Entre las bolsas hay un cartón de Particulares y una botella de ginebra. Le agradezco con la mirada. Ni sonríe. Insondable.
Roberta es más misteriosa que mi memoria. Impone distancia, y un natural acatamiento.
Se mueve con majestuosa dignidad como si la casilla fuese una mansión y el fangal con olor a junco podrido un parque.
Me gusta verla trabajar. Su cuerpo voluminoso pierde densidad, y sus movimientos son livianos y eficaces, con esa solvencia de quien conoce bien el lenguaje de la materia.
La necesito.
Andar sin memoria es andar sin paredes. Estás desamparado y torpe, sin referencia. Sentís vértigo, y en algunas ocasiones la angustia te paraliza. En esos casos me acerco a Roberta, camino tras de ella como un perro porque mi mundo está solo dentro de su cono de sombra.
Reconozco su olor, sus deseos, algunos pensamientos, lo demas en Roberta es misterio. Un misterio de sombra húmeda, de presagio.
Estoy en la casilla pensando estas cosas, mientras ella anda por afuera, siempre en movimiento, siempre haciendo algo.
Cae la tarde y la luz en la pieza se vuelve irreal. Los últimos rayos del sol que filtra el sauce, pasan por el ventanuco y se reflejan en la madera rojiza y la luz parece un polvo leve que va cubriendo las cosas.
Estoy sentado en el sillón de mimbre, embargado de color y sombras, como mirando un viejo cuadro. Un cuadro visto muchas veces pero al que siempre se le encuentran matices, detalles, algún magnifico golpe de pincel.
Entra Roberta y se sorprende. Me imaginaba en el muelle, como siempre, esperando mi pasado.

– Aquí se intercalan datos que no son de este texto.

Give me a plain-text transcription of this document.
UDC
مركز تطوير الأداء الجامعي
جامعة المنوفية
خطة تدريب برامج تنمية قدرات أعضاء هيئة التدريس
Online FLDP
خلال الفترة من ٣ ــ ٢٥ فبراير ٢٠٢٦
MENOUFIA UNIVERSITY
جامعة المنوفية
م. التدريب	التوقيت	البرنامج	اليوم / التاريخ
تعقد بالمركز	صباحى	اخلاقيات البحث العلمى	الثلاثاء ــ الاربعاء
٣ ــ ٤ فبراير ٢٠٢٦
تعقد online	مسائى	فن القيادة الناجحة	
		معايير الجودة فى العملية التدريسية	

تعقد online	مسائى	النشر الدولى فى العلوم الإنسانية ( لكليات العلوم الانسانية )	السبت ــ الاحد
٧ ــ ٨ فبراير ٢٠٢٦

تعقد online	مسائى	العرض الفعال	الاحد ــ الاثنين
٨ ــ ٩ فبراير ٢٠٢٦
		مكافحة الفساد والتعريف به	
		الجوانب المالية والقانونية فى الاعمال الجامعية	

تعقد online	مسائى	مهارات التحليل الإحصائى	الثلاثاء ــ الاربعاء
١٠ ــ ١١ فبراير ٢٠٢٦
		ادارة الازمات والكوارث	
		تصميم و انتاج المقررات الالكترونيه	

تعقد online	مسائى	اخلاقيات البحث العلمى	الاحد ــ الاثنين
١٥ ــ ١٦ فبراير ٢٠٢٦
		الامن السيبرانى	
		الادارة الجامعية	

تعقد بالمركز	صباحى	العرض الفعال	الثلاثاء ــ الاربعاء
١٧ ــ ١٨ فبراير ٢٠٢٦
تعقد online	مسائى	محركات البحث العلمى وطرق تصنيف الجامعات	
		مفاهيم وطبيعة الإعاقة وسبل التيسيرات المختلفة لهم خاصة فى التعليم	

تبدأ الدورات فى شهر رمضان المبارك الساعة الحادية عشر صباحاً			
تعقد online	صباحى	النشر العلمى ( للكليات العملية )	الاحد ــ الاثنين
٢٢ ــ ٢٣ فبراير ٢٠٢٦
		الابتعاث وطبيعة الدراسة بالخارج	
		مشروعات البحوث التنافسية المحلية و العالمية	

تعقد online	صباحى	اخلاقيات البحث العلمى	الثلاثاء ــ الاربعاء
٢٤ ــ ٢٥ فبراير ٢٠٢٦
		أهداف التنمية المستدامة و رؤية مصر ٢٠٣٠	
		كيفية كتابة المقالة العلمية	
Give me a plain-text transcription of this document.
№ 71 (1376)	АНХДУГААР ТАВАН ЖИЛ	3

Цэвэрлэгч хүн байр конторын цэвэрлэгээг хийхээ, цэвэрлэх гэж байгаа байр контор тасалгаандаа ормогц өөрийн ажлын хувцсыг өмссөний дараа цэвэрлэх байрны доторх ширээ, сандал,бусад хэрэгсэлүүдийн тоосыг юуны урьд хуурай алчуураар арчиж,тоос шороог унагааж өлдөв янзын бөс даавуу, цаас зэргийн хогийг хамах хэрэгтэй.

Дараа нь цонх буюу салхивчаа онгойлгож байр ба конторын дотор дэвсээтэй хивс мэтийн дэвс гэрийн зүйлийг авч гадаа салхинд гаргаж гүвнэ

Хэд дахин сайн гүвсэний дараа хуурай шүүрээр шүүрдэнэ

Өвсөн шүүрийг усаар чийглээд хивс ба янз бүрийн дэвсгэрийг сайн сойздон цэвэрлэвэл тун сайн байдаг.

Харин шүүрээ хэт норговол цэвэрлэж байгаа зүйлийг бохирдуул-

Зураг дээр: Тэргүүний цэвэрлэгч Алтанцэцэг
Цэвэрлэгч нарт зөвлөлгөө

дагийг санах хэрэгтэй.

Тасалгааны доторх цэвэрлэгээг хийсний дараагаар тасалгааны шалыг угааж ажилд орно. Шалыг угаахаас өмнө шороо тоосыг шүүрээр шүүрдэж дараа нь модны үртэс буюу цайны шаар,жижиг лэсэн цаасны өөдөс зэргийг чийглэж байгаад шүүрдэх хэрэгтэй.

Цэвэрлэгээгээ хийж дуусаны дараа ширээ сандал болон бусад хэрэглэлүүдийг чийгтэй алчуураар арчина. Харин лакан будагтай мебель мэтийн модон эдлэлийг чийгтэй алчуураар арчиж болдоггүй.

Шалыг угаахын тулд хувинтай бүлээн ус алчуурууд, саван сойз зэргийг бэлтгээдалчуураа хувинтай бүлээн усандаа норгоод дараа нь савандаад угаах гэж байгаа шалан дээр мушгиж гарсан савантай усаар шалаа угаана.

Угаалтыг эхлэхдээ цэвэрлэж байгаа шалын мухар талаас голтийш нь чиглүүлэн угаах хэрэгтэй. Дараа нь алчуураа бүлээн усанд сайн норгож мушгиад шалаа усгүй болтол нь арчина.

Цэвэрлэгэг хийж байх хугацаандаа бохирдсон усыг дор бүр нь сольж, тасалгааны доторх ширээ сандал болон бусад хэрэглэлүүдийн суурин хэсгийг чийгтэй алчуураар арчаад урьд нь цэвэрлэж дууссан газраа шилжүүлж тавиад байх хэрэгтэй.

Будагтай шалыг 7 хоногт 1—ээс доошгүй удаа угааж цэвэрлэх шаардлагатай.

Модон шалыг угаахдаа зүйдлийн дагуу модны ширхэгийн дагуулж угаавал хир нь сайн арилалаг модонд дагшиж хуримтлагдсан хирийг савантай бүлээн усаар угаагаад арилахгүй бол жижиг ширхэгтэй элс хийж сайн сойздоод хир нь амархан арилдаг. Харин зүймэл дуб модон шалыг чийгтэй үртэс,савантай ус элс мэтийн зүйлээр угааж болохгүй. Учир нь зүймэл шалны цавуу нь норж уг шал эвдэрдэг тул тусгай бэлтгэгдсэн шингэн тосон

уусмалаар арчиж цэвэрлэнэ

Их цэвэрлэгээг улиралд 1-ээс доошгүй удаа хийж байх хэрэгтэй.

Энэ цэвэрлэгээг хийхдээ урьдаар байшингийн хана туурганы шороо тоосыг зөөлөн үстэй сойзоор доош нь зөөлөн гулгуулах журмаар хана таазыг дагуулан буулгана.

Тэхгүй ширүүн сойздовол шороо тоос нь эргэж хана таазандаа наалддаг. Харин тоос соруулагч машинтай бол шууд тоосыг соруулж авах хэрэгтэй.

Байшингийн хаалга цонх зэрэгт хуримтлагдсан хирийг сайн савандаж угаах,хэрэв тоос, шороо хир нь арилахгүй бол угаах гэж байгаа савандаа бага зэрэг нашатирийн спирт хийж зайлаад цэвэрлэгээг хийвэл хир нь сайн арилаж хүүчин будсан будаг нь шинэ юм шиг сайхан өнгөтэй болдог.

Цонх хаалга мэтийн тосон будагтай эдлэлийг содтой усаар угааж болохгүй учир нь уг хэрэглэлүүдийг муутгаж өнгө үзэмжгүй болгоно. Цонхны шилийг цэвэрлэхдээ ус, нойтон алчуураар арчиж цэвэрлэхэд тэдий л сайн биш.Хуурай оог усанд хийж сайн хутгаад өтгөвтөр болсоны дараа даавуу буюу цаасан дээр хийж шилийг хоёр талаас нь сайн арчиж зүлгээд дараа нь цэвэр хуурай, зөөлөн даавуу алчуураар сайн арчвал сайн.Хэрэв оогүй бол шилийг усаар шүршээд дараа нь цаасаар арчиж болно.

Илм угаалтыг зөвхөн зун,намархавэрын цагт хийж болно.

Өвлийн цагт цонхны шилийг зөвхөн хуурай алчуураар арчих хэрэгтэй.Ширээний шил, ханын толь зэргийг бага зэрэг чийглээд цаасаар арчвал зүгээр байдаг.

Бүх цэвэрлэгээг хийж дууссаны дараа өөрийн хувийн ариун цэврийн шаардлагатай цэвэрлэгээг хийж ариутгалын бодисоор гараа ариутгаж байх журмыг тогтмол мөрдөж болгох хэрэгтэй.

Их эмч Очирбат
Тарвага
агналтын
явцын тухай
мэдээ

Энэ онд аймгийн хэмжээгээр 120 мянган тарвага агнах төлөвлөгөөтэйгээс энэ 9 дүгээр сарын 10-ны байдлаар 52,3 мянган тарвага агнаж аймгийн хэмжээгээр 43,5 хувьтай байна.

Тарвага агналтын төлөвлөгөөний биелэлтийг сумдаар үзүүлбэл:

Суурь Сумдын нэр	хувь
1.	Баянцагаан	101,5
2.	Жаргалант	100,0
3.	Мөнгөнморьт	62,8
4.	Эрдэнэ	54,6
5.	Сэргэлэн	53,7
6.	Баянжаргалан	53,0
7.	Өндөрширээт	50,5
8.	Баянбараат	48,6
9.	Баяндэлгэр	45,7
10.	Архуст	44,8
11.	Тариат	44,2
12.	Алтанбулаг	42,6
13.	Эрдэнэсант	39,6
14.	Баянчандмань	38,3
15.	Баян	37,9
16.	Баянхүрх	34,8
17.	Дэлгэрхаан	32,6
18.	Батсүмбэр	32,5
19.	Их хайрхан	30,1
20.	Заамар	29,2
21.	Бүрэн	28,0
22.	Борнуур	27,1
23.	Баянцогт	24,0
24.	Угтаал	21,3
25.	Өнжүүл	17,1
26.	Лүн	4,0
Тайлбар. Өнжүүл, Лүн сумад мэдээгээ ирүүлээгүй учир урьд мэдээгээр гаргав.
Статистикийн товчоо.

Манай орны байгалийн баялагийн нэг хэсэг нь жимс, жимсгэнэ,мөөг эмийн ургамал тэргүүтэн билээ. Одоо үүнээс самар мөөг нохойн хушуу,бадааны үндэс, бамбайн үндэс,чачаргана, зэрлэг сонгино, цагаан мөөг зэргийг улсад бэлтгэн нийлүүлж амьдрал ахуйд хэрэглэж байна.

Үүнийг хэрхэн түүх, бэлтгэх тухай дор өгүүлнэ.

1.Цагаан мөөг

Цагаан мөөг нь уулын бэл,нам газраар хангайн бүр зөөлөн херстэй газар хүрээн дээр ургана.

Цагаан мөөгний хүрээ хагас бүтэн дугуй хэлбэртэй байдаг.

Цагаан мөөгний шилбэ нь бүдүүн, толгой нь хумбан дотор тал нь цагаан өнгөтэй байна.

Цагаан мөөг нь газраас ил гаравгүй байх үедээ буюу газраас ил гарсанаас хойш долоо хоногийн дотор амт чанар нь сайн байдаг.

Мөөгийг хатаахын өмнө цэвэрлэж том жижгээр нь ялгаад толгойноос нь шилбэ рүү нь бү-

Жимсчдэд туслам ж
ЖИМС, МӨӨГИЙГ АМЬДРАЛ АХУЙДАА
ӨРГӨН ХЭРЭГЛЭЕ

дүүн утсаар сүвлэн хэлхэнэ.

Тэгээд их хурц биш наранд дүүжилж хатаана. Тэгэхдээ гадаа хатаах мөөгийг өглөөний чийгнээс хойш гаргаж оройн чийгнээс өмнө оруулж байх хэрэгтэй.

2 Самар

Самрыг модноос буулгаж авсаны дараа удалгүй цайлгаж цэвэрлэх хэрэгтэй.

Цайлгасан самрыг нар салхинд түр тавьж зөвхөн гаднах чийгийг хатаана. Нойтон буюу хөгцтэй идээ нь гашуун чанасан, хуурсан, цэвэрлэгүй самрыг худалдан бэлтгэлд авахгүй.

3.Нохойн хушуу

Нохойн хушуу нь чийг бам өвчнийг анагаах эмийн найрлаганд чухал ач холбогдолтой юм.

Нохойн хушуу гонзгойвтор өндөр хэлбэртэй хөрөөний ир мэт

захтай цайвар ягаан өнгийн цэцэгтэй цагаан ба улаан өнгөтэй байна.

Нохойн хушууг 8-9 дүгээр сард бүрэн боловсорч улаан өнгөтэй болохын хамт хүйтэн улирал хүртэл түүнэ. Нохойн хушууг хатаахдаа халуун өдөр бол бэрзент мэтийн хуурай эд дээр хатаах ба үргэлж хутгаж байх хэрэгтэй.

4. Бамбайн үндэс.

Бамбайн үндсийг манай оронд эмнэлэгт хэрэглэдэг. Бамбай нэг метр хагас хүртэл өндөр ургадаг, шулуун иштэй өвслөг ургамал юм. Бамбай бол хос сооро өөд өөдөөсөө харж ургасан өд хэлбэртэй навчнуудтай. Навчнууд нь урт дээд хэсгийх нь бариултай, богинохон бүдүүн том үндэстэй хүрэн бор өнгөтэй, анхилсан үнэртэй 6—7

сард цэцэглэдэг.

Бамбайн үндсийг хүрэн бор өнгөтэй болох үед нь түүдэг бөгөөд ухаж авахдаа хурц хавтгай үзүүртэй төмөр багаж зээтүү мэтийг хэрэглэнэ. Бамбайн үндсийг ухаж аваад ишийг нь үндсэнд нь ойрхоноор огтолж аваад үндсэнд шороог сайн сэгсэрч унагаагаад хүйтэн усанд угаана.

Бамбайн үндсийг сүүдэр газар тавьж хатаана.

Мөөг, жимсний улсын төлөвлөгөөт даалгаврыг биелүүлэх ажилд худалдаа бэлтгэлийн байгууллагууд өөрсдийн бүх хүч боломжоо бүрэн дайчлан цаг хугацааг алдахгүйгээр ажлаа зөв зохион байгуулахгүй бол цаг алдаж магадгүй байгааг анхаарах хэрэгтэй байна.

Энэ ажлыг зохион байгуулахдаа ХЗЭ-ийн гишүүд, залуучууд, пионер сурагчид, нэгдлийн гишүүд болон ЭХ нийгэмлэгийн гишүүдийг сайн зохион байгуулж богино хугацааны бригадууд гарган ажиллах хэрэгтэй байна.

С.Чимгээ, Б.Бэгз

–No se mueva –le digo–. Mire un poco más hacia la ventana.
Me hace caso.
La luz marca sus pómulos, la fuerza de sus rasgos, su belleza dura. Quiero tener una paleta y pintarla. Mis manos se acuerdan de pinceles y espátulas. Siento el olor del aceite y los pigmentos.
Recorro su figura detalle por detalle como si la viera por primera vez, tomándome todo el tiempo.
Ella sigue ahí, estática y majestuosa, dejándose mirar.
–Sáquese la ropa, Roberta –digo con seguridad, y es la primera vez que le doy una orden.
Se quita la bata y la deja con cuidado sobre el catre.
–Vuelva a la posición que estaba. Mire un poco más hacia acá.
Nunca había visto su cuerpo desnudo. Cuando hicimos el amor siempre era oscuro, siempre una tarea nocturna.
Ahora su cuerpo esta aquí, potente, absorbiendo la luz amarillenta.
Los brazos musculosos cuelgan inertes y la punta de sus dedos tocan apenas la tela del calzón que cubre su abultado vientre y sus carnosas nalgas. Los muslos bajan macizos como columnas de bronce, como seguras pinceladas de amarillo sobre marrón.
El pasado mordisquea mis entrañas. Gotas de sudor me recorren la cara y gotean por mi mentón.
–Sáquese el corpiño, Roberta.
Obedece. Sus senos se vuelcan, generosos, amplios. Los pezones erguidos color rosa morado sobre el amarillo. El toque de espátula. El temblor del óleo en la sombra del seno. El olor a aceite y a transpiración.
–Sáquese todo.
Afloja la cinta que le ciñe la cintura, y se baja el calzón. Lo hace despacio y con seriedad.
Le pido que se ponga en cuclillas, que se lleve la mano derecha a la nuca y que apoye la mano izquierda en el suelo. Su rodilla se flexiona y su espalda se curva hasta que los pezones tocan sus piernas.
La realidad tiene la textura del óleo. La luz en Roberta se vuelve profunda y vigorosa, y el amarillo enrojece en las sombras, en los rincones húmedos, en los pliegues oscuros de su cuerpo.
De pronto me veo como en un espejo, frente a esa mujer en cuclillas, con un pincel en una tela imaginaria.
Escapo de la casilla porque siento un vacío que me traga. Corro hasta el muelle. Hasta el límite de mi realidad, donde comienza el agua de la memoria, los brillos indescifrables.
Estoy llorando.
Me siento sobre los troncos podridos y enciendo un cigarrillo.
Mientras fumo, anochezco con el río.
Miro hacia la casilla. Roberta encendió el sol de noche y está escamando un surubí para la cena.